Promo art for Brian Stelfreeze's upcoming BOOM! Studios project which may or may not involve vampires

One of comics' premier artists, Brian Stelfreeze couldn't really talk about his forthcoming work for BOOM! Studios at last weekend's Emerald City Comic Con, but he could speak -- lucidly, philosophically, and at generous length -- about almost every other aspect of his passion for the medium.

Stelfreeze made his mark on comics in the '90s with a number of fondly-remembered projects, not the least of which was his stint as cover artist for 50 consecutive issues of "Batman: Shadow of the Bat," a spinoff title that appeared in the wake of the Bat-mania spurred by Tim Burton's two filmic takes on the character. From covers to interior stories, he's since tackled Superman, Spider-Man and a host of major comics characters for multiple publishers.

His newest project is so hush-hush, he and BOOM! VP of Publishing and Marketing Filip Sablik wouldn't even speak its title or identify Stelfreeze's collaborators, using the time as more of a career retrospective. But over the course of their long and freewheeling discussion conversation, Stelfreeze did let slip the word "vampires" while discussing his current artwork.

But even that may prove to be more of a red herring than a slip of the toungue. "I'm looking at this as a film noir," Stelfreeze said of the project, "but most of it takes place in the daylight."

Stelfreeze was already a mature artist by the time he came to comics as his own penciler, inker and colorist, schooled in practically ever other aspect of illustration, from fashion to courtroom sketching. He'd already helped found Gaijin Studios, the Atlanta-based artist's collective that existed from 1991 to 2010. "I'm a guy who gets bored with stuff really quickly," he told Sablik.

But not comics -- not so far. The key to his continued enthusiasm for the medium (apart from having been a comics reader from a young age) lies in storytelling, mastering and steering the art in such a way as to propel the reader through the drama.

He had a good coach in that arena, since longtime Batman writer-editor Denny O'Neil was the man who pulled him into the comics world after spotting his art. To this day, Stelfreeze said, he still has the answering machine tape with O'Neil asking him to come on board as cover illustrator for "Shadow of the Bat," which launched in 1992 and ran for the next eight years.

"My studies in storytelling just went through the roof, because I could call him up and talk about storytelling," Stelfreeze said. "Denny teaches a class now, and I got it for free."

O'Neil envisioned "Shadow of the Bat" as an anthology of "weird" Batman stories, based more on bystanders' perception of him rather than on the truth of Bruce Wayne. Stelfreeze's resultant cover images indulged in a certain gleaming abstraction, and made use of every painters' material from oil to goat-milk paints.

"What I wanted to do was a much more harsh, a much more angry, a much more angular Batman," he said.

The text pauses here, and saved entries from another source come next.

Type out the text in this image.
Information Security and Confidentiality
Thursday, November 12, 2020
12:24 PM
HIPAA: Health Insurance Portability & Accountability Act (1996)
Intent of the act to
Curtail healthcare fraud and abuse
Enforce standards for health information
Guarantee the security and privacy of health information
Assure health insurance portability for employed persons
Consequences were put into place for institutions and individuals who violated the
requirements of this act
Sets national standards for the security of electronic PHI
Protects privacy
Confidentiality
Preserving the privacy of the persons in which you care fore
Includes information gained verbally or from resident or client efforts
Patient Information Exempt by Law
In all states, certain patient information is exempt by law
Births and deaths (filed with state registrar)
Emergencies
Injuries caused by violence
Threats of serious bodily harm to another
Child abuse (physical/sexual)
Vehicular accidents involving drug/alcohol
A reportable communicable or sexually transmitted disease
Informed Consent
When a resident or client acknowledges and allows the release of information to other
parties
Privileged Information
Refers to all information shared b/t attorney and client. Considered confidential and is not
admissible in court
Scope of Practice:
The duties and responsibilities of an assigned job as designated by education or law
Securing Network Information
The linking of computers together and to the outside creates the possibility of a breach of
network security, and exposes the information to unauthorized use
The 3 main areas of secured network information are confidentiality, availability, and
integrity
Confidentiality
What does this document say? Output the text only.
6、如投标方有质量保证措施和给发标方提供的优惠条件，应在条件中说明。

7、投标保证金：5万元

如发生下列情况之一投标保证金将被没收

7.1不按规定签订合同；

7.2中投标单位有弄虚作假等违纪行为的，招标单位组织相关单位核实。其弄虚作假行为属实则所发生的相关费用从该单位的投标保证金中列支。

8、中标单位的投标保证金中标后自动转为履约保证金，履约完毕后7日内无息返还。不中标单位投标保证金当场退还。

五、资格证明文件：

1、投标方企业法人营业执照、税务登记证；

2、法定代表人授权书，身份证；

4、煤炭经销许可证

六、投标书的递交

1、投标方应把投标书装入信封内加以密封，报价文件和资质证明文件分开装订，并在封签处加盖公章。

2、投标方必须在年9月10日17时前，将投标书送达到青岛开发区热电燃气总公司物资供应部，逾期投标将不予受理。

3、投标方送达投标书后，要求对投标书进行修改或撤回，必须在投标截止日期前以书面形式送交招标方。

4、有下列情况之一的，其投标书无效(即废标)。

It was ironic, considering an early Batman illustration Stelfreeze submitted for a promotion was rejected by DC Comics' marketing department.

"They wrote a list of what was wrong with the way that I drew Batman. The list included things like, 'He shouldn't have such an angry expression, he's way too muscular and his ears need to both be the same [size]' -- because I got a kick out of doing one ear longer than the other."

Stelfreeze moved inside the covers with "Matador," his six-issue 2005 miniseries with writer Devin Grayson (although the covers remained entirely his as well). It was his first extended interior work. The same year saw the launch of "Gun Candy" through Image, with baby-doll assassin Laci shooting and exploding her way through an extended revenge fantasy scripted by Doug Wagner.

All the while, Stelfreeze continued to explore the "temporal" aspects of comics storytelling, in which space and panel alignment are used to represent time. Working with gifted writers throughout -- including Walt Simonson, on DC Comics' 2009 "Wednesday Comics" series, in a romp that paired Catwoman and Jack Kirby's Demon.

"I find that artists who understand writers, who understand that lexicon, are more capable of telling stories with writers," he said. And vice versa: "I think that's one of the reasons why a lot of these great writers are guys who know something about drawing themselves. The translation and the blending is just so much easier.

"If you're a comic book artist, you're sort of a weirdo," Stelfreeze continued. "You're not an artist, you're a storyteller, but we end up sidetracking ourselves because we become obsessed with art, when storytelling is the actual goal we're looking for... You will be hired not for your ability to draw, but for your ability to tell stories."